Blackwater guards on trial for 2007 shootings
Four former employees of the Blackwater security firm went on trial in the US capital on Wednesday, seven years after allegedly killing at least 14 Iraqi civilians in Baghdad.
Backed by an army of lawyers, Paul Slough, Evan Liberty, Dustin Heard and Nicholas Slatten appeared before a federal court for the start of jury selection.
The trial was expected to last between five and six months, Slatten's lawyer, Thomas Connolly, told AFP.
Judge Royce Lamberth said "a very high number of Iraqi witnesses" are scheduled to testify about what they saw on Sept 16, 2007, in Baghdad's Nisour Square.
The Blackwater employees were guarding a US diplomatic convoy when they opened fire, killing 17 unarmed Iraqi civilians according to an Iraqi investigation, or 14, according to the US count. The hail of gunfire also wounded 18 people.
The killing exacerbated Iraqi resentment toward Americans and was seen by critics as an example of the impunity enjoyed by private security firms on the US payroll in Iraq.
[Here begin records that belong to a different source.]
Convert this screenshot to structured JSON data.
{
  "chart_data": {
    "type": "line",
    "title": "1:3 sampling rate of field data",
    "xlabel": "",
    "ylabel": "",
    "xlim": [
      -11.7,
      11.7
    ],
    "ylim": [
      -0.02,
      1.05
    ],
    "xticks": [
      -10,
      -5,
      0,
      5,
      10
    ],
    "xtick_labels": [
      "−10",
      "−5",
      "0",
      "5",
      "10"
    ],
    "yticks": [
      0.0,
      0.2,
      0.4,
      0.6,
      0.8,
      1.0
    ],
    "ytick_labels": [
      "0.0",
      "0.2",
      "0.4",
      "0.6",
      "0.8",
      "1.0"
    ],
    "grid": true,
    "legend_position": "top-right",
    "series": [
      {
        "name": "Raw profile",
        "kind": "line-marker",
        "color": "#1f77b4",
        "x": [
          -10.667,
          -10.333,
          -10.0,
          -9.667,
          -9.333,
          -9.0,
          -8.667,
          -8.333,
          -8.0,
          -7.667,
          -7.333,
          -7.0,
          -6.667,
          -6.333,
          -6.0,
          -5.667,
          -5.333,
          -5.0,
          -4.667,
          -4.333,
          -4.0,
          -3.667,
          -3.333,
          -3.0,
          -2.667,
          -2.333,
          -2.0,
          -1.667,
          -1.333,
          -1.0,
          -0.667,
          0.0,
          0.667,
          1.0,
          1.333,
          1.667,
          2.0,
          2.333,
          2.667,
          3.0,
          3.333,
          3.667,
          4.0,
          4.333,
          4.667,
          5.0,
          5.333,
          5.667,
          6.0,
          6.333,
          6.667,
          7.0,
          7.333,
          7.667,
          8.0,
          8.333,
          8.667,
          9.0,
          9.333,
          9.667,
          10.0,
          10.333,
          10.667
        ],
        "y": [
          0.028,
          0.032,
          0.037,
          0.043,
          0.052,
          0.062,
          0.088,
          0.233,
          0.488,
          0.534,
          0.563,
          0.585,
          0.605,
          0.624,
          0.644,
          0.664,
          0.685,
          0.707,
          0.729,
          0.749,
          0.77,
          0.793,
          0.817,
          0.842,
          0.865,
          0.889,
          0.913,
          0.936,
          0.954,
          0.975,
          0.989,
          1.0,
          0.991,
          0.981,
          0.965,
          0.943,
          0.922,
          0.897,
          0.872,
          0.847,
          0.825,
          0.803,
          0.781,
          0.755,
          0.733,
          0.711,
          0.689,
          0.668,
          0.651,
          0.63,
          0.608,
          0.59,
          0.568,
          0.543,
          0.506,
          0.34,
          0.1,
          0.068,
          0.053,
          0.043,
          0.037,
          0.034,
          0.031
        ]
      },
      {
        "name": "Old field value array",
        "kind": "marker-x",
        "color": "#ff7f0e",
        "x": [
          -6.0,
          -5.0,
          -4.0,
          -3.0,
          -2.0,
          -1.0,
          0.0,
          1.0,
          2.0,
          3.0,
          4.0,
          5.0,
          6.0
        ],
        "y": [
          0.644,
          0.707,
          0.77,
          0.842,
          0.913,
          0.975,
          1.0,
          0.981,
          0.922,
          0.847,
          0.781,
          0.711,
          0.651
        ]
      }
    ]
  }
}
Slatten is charged with the first degree murder of a civilian. Slough, Liberty and Heard are accused of voluntary manslaughter of the 13 other victims.
All four have pleaded not guilty.
Their trial follows a tortuous legal process as the case slowly wound through US courts.
In 2009, a US judge dismissed charges against five former Blackwater employees because certain statements they made immediately after the event could not be used against them.
Two years later, an appeals court reinstated the indictments against four defendants, opening the way for the current trial.
But a judge dismissed the case against Slatten in April because of a technicality. Federal prosecutors then re-filed first degree murder charges against him several weeks later.
Slatten, if convicted, faces a maximum penalty of life in prison but prosecutors would have to convince a jury that he acted with premeditation.
Before the killings, Slatten was alleged to have told acquaintances he wanted "to kill as many Iraqis as he could as 'payback for 9/11'", according to the indictment.
Blackwater, whose license to work in Iraq was revoked by Baghdad, was renamed Xe Services in 2009 and then Academi in 2011.
On President Barack Obama's arrival in office in 2009, the State Department canceled its contract with the company.